China's security bodies just handed Beijing a new procurement bible: nine homegrown AI chips cleared for government and state-owned enterprise use under the Anke framework. Huawei's Ascend 310 and 910, Alibaba's T-Head Zhenwu M530 and M890, plus offerings from Biren, Hygon, Iluvatar CoreX, MetaX, and Moore Threads all made the cut. Cambricon and Kunlunxin sat this round out despite prior nods.
The certifications, valid for three years and issued jointly by the China Information Technology Security Evaluation Centre and the National Secrecy Science and Technology Evaluation Centre, slot into the Xinchuang self-reliance push.
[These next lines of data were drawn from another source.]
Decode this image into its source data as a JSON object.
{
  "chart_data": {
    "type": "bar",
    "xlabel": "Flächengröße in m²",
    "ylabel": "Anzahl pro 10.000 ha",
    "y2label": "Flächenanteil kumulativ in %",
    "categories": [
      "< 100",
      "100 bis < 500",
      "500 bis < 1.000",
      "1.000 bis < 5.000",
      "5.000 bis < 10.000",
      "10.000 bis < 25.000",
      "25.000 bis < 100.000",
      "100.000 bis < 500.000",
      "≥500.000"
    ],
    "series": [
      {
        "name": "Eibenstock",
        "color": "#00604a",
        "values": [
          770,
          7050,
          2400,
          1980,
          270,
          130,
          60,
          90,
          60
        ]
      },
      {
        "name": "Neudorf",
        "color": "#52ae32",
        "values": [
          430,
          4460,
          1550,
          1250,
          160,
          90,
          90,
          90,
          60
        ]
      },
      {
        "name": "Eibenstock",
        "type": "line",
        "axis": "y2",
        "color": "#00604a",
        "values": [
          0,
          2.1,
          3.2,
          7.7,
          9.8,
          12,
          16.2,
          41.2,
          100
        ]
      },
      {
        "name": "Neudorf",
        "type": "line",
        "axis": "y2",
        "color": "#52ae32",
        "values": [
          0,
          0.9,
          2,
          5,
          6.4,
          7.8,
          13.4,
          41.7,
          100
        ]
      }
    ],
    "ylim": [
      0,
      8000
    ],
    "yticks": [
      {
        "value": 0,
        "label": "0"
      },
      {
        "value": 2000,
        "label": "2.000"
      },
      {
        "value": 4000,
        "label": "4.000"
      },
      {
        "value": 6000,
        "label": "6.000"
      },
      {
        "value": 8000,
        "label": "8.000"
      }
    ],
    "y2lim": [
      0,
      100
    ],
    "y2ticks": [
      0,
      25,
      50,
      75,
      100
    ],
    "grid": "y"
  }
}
They expand the trusted list beyond CPUs and databases into a fresh "AI training and inference chips" category. Domestic players already claimed 41% of China's AI GPU shipments last year with 1.65 million units delivered; Huawei alone moved roughly 812,000 Ascend chips and eyes $12 billion in processor revenue for 2026.
US export controls were supposed to starve the market. Instead they forced a parallel stack that now carries legal weight for state buyers. SMIC's fab constraints and N+2 node limits remain real bottlenecks, but the procurement catalog just locked in the direction. Nvidia's China foothold keeps shrinking while Beijing writes the rules for its own silicon future.
The memo reads like a quiet declaration: the dependency era is ending on paper first, then in every approved data center.